Conscience, Intuition, Notion, Sens, Sentiment, une clique de vigies verbales déplace, entraîne, emporte mes lectures VERS L’OUTRE-CLIMATS libérateur. La visualisation de l’espace poétique ne s’affiche plus dans le titre du poème mais dans son au-delà : l’effet qu’il produit sur les sensibilités de mes lectures.

J’enregistre le désastre mais je ne le vois pas.

Il me faut provisoirement implémenter une fonction de traduction. Ce que me fait l’image du texte réordonnancée et recadrée, c’est rendre visible une sémantique de l’emplacement déplacé.

Le changement d’astre apparaît.

Sans en avoir l’autorité CLIMATS a le pouvoir de renverser l’ordre des choses.


VERS L’OUTRE-CLIMATS

Conscience de CLIMATS a des cheveux blancs de naines blanches : objets stellaires brillant d’une lumière propre. Ce qui fait la singularité de ces étoiles, c’est l’absence complète de leurs traces dans l’espace. Même les naines blanches géantes [ce qui est le cas avec ce poème-là] n’en produisent pas. À mesure que leur diamètre décroît, la puissance de la lumière croît. La fenêtre est ouverte à la fin du poème : l’air est la lumière.

Intuition de CLIMATS attrape la « maladie des clochettes » ; dans la montagne elle voit l’image fluide des moutons allant à flanc : un chaos sans cesse changeant. Elle écoute leur langue pour ne pas s’égarer dans la cosmologie à champ proche éloigné. Le mot vigie balade les flots de galaxie.

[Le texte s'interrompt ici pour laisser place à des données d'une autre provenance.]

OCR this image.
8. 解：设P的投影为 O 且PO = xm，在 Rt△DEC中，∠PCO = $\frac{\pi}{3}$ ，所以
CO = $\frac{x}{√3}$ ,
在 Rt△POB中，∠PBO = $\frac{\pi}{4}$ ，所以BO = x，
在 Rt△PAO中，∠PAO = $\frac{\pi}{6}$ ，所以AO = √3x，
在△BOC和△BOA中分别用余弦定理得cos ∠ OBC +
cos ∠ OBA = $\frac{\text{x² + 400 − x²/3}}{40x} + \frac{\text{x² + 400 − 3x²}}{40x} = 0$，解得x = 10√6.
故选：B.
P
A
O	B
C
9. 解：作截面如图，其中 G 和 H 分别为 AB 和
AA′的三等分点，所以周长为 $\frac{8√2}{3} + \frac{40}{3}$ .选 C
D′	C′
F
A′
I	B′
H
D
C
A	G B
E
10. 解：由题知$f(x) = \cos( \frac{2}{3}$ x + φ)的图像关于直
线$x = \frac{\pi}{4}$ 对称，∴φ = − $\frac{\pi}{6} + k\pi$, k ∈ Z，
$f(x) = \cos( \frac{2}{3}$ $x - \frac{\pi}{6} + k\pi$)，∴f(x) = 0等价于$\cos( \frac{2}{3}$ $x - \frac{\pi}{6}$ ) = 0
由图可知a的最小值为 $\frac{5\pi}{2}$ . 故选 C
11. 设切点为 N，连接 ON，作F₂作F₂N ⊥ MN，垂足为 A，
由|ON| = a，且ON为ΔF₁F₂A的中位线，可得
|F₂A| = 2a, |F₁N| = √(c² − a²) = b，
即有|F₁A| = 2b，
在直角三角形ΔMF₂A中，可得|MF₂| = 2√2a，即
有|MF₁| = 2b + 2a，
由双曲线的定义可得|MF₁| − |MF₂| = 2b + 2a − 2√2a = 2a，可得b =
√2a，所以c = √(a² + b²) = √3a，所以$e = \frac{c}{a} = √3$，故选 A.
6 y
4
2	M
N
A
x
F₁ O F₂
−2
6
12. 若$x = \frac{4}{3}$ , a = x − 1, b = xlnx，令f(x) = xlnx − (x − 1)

Le baladin déploie le poème au pluriel d’anathèmes. D’entrée une pluralité déportée porte l’épopée. Lire une montée des eaux marines fait beaucoup marcher.

Notion de CLIMATS regarde une forêt faire ce qui n’a jamais été fait. Sa vision ordinaire du peuple des arbres réprouvés contamine la biodiversité planétaire. Elle confond les mots et la terre. Les troncs souillés, les branches gangrenées et les feuilles mortes tombent dans le Livre des Propriétés des Choses. Des gouttelettes scintillent dans les verbes accélérés. Des molécules de langage déchargent les effets du dérèglement climatique. Le courant emballé charrie les mots qui saignent.

Sens de CLIMATS orpaille les A privatifs. Ses mains tenant le vide, c’est maintenant la lettre séminale qui augure l’agencement futur de la nature. Les répétitions d’un monde sans intention quittent une à une le bas relief lucrétien : le monde est sensible. L’ordonnance assignée des relevailles asphyxie le but à atteindre. Le pesticide meurtrier affirme sa criminalité au fur et à mesure qu’il place à distance l’illisibilité du lieu du crime sur une échelle illimitée.

Sentiment de CLIMATS provoque une onde de pression. Cette ferveur énergétique-là liée à l’espace poétique s’emballe sous l’action du but à atteindre. Son trait d’union est indéfiniment étiré par le passage d’un état à un autre. Le drame monte au niveau cosmique. Pour décrire sa ligne il ne reste plus à l’Univers entier que le pluriel du verbe aimer. Allez, hop, on y va ! dans le poème, poursuivre le même combat, avec ses outils mêmes.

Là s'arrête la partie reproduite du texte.